The SEC provided a redacted copy of a trade blotter for what it described as “a Goldman Sachs omnibus firm customer facilitation account” showing that from Sept. 1 through Feb. 13, the only trading in Heinz occurred on the day before the takeover announcement.
The SEC described the account as “GS Bank IC Buy Open Listed Options, GS & CO C/O Zurich Office.”
The SEC has asked Swiss authorities for assistance in identifying the traders. The Swiss Financial Market Supervisory Authority will cooperate with the SEC’s request “within the framework of our mandate,” Christina Buergi, a spokeswoman for the authority, said in a phone interview. Buergi said the request had been made “recently” and declined to comment further.
The Federal Bureau of Investigation in New York said this week that it’s also investigating the matter and is working with the SEC.
The SEC wants the assets frozen until the case is resolved because there is a “serious risk that the substantial proceeds from the defendants’ trading will leave the jurisdiction of the U.S. courts in the next few days and may never be recovered,” according to a court filing.
The SEC said the Heinz case is similar to other insider-trading cases in which the agency has obtained a preliminary asset freeze based on “circumstantial evidence.” The commission said federal judges in New York as well as the Manhattan-based U.S. Court of Appeals have upheld the legality of its actions.
The SEC has been increasing its focus on insider trading by overseas buyers of U.S.-traded securities. As of December, the agency had filed three times as many emergency asset-freeze requests in such cases since 2010 as in the prior two years. The regulator cited suspect trading patterns, typically before mergers or other market-moving news.
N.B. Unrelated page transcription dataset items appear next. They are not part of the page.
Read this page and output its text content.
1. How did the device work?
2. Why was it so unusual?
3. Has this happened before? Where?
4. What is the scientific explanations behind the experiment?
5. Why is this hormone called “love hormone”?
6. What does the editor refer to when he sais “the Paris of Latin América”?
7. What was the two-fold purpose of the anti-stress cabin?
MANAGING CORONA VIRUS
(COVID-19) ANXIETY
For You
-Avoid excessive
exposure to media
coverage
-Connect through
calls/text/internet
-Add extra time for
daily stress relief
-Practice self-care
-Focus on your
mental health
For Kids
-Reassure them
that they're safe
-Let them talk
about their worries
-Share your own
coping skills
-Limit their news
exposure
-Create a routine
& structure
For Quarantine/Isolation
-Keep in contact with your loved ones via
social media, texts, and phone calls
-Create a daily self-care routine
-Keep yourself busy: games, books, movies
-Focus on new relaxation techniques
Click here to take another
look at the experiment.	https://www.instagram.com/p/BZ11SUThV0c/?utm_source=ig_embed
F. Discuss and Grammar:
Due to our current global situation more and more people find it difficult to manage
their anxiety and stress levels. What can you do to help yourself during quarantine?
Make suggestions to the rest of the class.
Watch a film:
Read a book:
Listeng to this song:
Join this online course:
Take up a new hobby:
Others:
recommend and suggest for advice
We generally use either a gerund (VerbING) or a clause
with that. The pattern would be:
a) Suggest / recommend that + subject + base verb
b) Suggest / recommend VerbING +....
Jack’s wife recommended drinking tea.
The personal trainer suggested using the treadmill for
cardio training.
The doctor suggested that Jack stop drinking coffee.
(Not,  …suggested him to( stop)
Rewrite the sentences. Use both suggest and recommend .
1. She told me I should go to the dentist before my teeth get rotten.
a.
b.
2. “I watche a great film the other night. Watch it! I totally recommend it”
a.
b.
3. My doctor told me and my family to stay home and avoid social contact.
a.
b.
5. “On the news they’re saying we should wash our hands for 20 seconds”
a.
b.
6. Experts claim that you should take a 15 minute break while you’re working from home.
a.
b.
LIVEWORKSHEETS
One SEC case involved another deal connected to 3G Capital. In November, a Brazilian ex-banker and his firm agreed to pay $5.1 million to settle SEC claims that he made illegal trades ahead of 3G’s 2010 acquisition of Burger King Holdings Inc.
Igor Cornelsen learned about the impending merger from a Wells Fargo & Co. broker, whose client had invested with 3G and knew about the acquisition, the SEC alleged.
Neither 3G nor any of its employees has been accused of wrongdoing in the Heinz matter.
Sometimes the accountholders do come forward. Last year, the SEC filed a suit in federal court in Manhattan seeking to freeze proceeds of the trades in Carlyss, Louisiana-based Global Industries.
The SEC said the unidentified owners of an account at Vienna-based Raiffeisen Bank International AG bought 685,840 shares of Global Industries days before a Sept. 12, 2011, announcement that the company would be acquired by Technip SA, Europe’s second-largest oil services business.
The account earned $1.7 million when shares were sold after the deal was announced, according to the SEC. The agency said it didn’t know who owned the account when it filed the lawsuit.
About 10 months after the SEC won a judge’s order freezing the funds, Ergoport Experts Ltd. responded to the SEC’s lawsuit, identifying itself in court papers as a unit of an entity called Interhold Ltd. Ergoport, which according to Robert Heim, a lawyer for the company in New York, managed at least $40 million, said it made the trades, denied acting on inside tips and continues to seek to recover the $5.3 million.
A federal judge in Manhattan agreed to stay the SEC’s case pending a criminal insider-trading probe by Brooklyn, New York, U.S. Attorney Loretta Lynch.
The case is U.S. Securities and Exchange Commission v. Certain Unknown Traders in Securities of H.J. Heinz Co., 13-cv-1080, U.S. District Court, Southern District of New York (Manhattan).